Zülfü Livaneli – Serenade für Nadja

Livaneli Zulfu: Serenade für NadjaIt happens very rarely that a book moves me so deeply that I have to cry. This book by the Turkish multi-talent Zülfü Livaneli (musician, author, columnist, film director, …) is one of them. The story turns around the visit of Maximilian Wagner, a professor from the US visiting Istanbul university, where he has worked during and after the second world war, and his meeting with Maja, an employee at Istanbul university.

Jede Macht tötet, die eine mehr, die andere weniger. (Every power kills, some more, some less)

Thanks to Maximilian, Maja uncovers parts of her own past, the story of her partly Armenian grand parents, and the sad relation between Turkey and Armenia, including the Armenian holocaust, i.e., the planned murder of Armenian minorities in the Ottoman empire.

But Nadja learns also about the history of Maximilian, who escaped from the Nazis to Turkey, which graciously allowed many German professors to enter the country with the aim of modernizing University system in Turkey. Maximilian tried to escape with his Jewish wife Nadja, but she is caught on the way. The story then retells also the incident of the greatest civilian ship accident in the history, the sinking of the Struma.

The Struma was a ship carrying around 850 refugees from Romania to Israel, but the ship had engine problems right from the beginning. It finally managed to come close to Istanbul, where the Jewish passengers wanted to leave the ship, but this was refuted by the Turkish government. Also, the British protectorate of Israel, in personam Harold Mac Michael (see poster on the left), did not allow them to enter Israel due to rising insurgence against the British there. In effect, the ship lied in front of Istanbul for months, with barely any food and support, and nobody could leave the ship (besides a few special cases).

Finally, the ship was towed through the Bosporus into the Black Sea, where it was left abandon, without a working engine. Shortly after the ship sunk in a big explosion and all but one passenger died. It later turned out that it was sunk by a Russian submarine.
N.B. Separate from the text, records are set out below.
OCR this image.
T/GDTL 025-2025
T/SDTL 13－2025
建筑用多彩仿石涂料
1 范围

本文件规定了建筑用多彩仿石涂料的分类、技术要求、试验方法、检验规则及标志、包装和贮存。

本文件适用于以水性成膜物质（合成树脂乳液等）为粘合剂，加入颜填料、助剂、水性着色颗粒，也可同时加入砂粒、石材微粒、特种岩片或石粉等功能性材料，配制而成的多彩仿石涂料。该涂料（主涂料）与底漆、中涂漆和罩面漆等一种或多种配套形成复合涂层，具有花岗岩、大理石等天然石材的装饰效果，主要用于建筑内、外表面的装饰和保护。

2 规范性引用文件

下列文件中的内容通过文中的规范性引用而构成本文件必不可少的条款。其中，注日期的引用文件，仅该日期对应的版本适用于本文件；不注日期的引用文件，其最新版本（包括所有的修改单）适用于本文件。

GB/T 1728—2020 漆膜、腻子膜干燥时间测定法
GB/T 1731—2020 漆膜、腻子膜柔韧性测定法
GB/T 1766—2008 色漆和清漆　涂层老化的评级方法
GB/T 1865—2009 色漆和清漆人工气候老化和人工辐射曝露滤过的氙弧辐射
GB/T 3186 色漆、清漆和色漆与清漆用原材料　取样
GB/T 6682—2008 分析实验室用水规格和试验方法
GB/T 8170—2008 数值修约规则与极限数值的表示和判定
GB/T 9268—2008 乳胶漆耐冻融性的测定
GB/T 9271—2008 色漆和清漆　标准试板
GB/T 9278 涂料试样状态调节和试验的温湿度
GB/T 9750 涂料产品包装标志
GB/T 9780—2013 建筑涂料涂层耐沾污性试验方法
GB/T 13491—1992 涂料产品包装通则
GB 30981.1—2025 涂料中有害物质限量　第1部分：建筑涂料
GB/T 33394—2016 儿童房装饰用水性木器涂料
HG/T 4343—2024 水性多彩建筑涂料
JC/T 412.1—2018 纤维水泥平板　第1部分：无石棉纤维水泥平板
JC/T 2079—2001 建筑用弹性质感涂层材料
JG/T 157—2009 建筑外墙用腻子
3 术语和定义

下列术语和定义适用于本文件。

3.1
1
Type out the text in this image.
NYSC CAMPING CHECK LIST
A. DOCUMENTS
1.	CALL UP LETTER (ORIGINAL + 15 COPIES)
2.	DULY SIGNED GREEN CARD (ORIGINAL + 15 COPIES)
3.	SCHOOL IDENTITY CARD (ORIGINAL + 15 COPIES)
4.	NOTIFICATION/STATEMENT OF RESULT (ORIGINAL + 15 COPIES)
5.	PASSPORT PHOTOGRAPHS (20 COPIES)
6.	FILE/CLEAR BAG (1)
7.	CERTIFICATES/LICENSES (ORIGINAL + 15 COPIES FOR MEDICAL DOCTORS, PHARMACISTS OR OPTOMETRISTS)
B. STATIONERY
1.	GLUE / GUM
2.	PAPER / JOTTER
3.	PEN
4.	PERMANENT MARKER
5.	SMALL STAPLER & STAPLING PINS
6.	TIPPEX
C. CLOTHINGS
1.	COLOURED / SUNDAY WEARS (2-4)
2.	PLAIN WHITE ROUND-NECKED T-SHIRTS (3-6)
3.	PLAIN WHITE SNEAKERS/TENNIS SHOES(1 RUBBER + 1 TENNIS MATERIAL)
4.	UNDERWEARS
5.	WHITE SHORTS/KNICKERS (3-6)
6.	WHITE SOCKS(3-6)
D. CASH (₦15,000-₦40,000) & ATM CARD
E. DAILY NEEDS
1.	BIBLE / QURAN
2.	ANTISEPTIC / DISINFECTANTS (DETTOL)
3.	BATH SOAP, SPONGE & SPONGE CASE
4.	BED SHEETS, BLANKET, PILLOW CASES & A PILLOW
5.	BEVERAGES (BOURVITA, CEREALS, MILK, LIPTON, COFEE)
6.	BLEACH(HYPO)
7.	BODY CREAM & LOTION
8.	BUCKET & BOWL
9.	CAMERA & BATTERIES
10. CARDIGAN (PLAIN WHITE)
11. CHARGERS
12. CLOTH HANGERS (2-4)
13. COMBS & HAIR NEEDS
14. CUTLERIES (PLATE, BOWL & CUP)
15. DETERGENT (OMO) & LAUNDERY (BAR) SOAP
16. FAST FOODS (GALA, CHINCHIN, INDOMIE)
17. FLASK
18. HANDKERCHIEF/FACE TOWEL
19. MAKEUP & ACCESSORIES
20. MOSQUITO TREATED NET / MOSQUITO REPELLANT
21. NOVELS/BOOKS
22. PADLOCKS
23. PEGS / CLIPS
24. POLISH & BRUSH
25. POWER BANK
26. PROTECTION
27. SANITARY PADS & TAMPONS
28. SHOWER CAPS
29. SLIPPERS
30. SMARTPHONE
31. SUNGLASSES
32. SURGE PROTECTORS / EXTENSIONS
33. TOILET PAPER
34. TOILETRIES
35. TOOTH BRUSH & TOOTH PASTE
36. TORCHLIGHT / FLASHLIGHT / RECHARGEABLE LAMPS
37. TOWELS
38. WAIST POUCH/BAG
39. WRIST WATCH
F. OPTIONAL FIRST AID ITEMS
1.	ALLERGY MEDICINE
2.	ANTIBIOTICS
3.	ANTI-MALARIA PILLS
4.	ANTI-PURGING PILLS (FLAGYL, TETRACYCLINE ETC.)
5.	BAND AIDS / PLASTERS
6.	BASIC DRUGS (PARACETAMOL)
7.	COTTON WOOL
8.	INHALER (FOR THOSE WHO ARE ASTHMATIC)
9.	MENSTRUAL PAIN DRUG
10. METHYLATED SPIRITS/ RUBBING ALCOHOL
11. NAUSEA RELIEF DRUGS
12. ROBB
In effect, the lives of around 850 Jewish people were destroyed by the Turkish and the British government, an atrocity that neither of the two countries ever accepted at their fault, and never gave any excuse.

The story of Maximilan, Nadja, and Maja is the center around a very moving, very simple but deep anti-war, anti-aggression book is revolving. Writing about the atrocities of WWII is easy, but writing about it without using the horrors of concentration camps and still conveying the horrors of the time, just by telling a love story in a simple way, sets this book apart from many others.

Unfortunately, as far as I see, there is by now only the original Turkish version and the German translation, and no English, not to speak of Japanese. But for those capable of one of the two languages, I can recommend this book with all my heart.